Dengan latar bangunan sekolah yang bernama Sekolah Alam Tunas Mulia di Bantar Gebang, momen Hari Anak Nasional diperingati oleh Tropical Go Green bersama anak anak pemulung di Sekolah Alam Tunas Mulia Bantar Gebang ini. Kegiatan ini ditandai dengan penyerahan sepatu dan tas yang terbuat dari bahan hasil daur ulang sampah plastik yang terkumpul selama periode Mei – Juli 2022 ini, baik dari lokasi penampungan sampah botol plastik yang tersebar di penjuru ibu kota dan kemudian didaur ulang, sampai hasil dari penjualan Tropical Go Green yang sebagian diberikan untuk biaya pembuatan Sepatu dan Tas bagi anak anak yang membutuhkan.

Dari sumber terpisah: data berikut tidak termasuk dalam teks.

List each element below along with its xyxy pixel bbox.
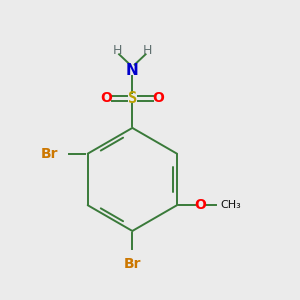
Text: N: N (126, 63, 139, 78)
Text: S: S (128, 91, 137, 106)
Text: Br: Br (41, 147, 58, 161)
Text: H: H (142, 44, 152, 57)
Text: Br: Br (124, 257, 141, 272)
Text: H: H (113, 44, 122, 57)
Text: O: O (100, 92, 112, 106)
Text: O: O (152, 92, 164, 106)
Text: CH₃: CH₃ (220, 200, 241, 210)
Text: O: O (194, 198, 206, 212)
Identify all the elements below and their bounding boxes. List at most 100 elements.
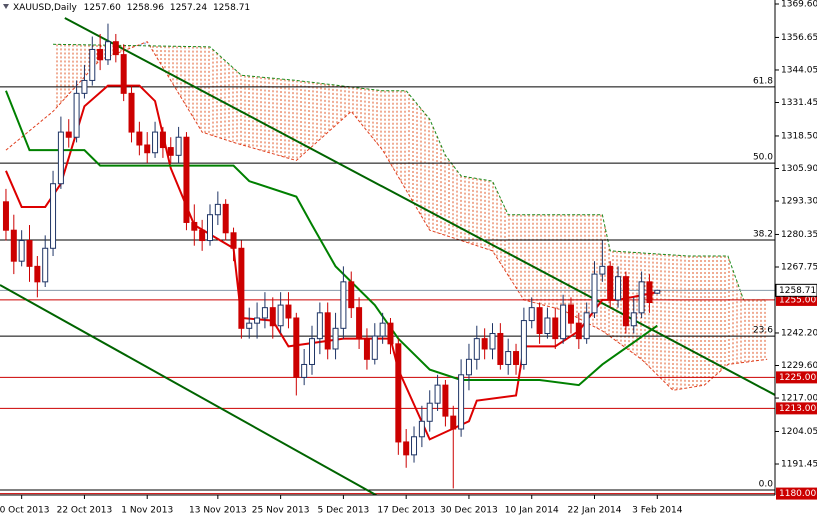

Kedua hal ini merupakan bagian dari kampanye Tropical Generasi Peduli yang dijalankan sejak Februari hingga sepanjang tahun 2022.

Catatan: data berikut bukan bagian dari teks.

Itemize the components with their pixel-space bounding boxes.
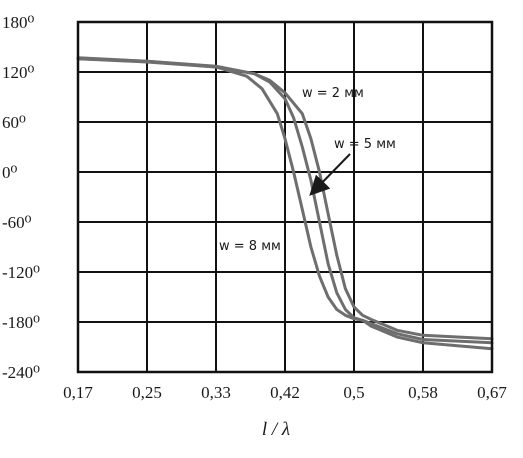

Anak anak sederhana yang selalu ceria ini, bersekolah 3 kali dalam seminggu di fasilitas sekolah ini yang terletak di kaki gunung sampah terbesar di Indonesia. Mereka melaksanakan pendidikan ini secara informal dengan semangat yang luar biasa yang dibantu oleh tenaga sukarela dan sumbangsih pikiran dan bantuan peralatan sekolah dari para donatur.
Di hari lainnya mereka mengais sampah plastik yang bisa di daur ulang untuk menambah penghasilan keluarga. Terlepas dari peran penting mereka sebagai pemulung, dalam sistem pengelolaan sampah di Indonesia yang semakin menantang, mereka pun tidak mempunyai penghasilan tetap yang mencukupi hidup sehari-hari.
Anak-anak para pemulung ini dihantui oleh bahaya kesehatan pencemaran udara, bertempat tinggal di tempat yang tidak higienis, tidak memiliki akses ke fasilitas kesehatan yang mencukupi, dan tidak memiliki kesempatan mengenyam pendidikan yang layak. Mereka memiliki hubungan yang rumit bersama gunung sampah. Mata rantai kemiskinan inilah yang coba diputus oleh pendiri Sekolah Alam Tunas Mulia, Juwarto, SE, dengan menyediakan sekolah gratis bagi anak anak pemulung sampah,
di daerah yang tidak terjangkau infrastruktur pemerintah.